Из чувства справедливости должен сказать, что, пожалуй, доля правоты в этом упреке была. Конечно, я не кривлялся. Если бы то, что они принимали за кривлянье, было им в действительности, из меня едва ли что-нибудь вышло бы. Так бы и остался я на всю жизнь «кривлякой», то есть актером фальшивым, никуда не годным горбуном, которого одна могила исправит. А было, вероятно, вот что. Уже в то время я чувствовал инстинктивное отвращение к оперному шаблону. Так как сам выступал я не очень часто, то у меня было много свободных вечеров. Я приходил в партер, садился, смотрел и слушал наши спектакли. И все мне делалось заметнее, что во всей постановке оперного дела есть какая-то глубокая фальшь.
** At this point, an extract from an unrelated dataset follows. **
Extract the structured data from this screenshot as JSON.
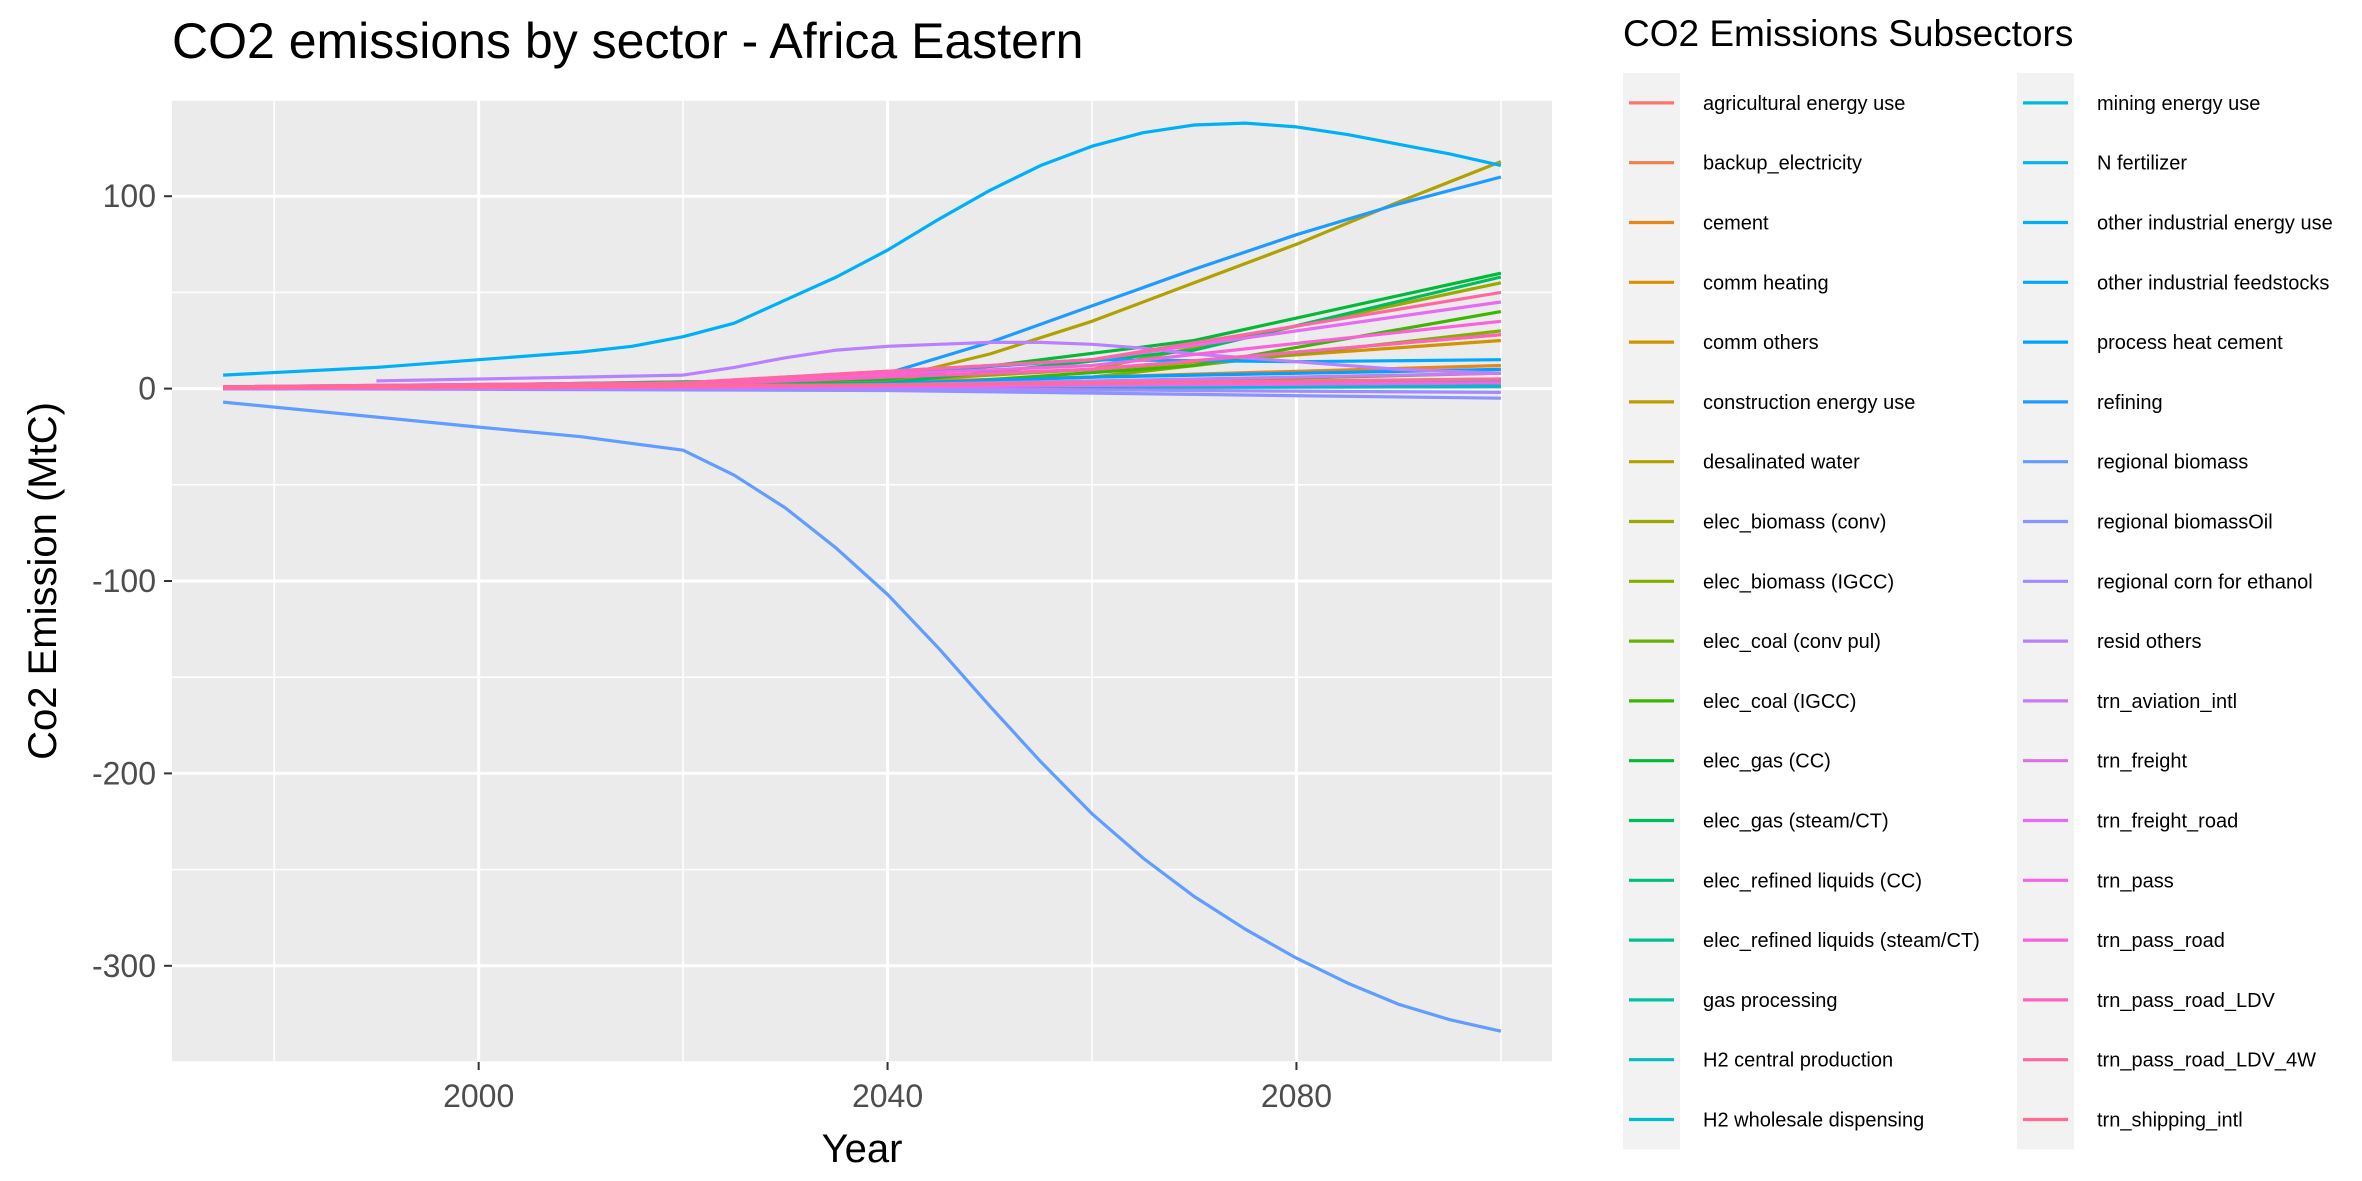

Богато, пышно обставлен спектакль — шелк и бархат настоящие, и позолоты много, а странное дело: чувствуется лакированное убожество. Эффектно жестикулируют и хорошими, звучными голосами поют певцы и певицы, безукоризненно держа «голос в маске» и уверенно «опирая на грудь», а все как-то мертво или игрушечно-приторно. И вот когда мне случалось изредка — два-три раза за весь сезон — исполнять роли, которые впоследствии стали моими «коронными» ролями, как, например, Мефистофеля в «Фаусте» и князя Галицкого в «Князе Игоре», то стремясь уйти от тошного шаблона, но не умея делать по-настоящему хорошо, я бессознательно впадал в некоторый гротеск. Я, что называется, «искал» мою линию, и не легко, конечно, это мне давалось. Избегая шаблонный жест, я, может быть, делал жест странный, угловатый.
Приблизительно точно так же обстояло у меня дело с Мусоргским, которому я упорно не изменял, исполняя его вещи на всех концертах, в которых я выступал. Я пел его романсы и песни по всем правилам кантиленного искусства — давал реберное дыхание, держал голос в маске и вообще вел себя как вполне порядочный певец, а Мусоргский выходил у меня тускло. В особенности огорчало меня неумение справиться с «Блохой» — не выходила она у меня до такой степени, что я еще долгое время не решался петь ее публично.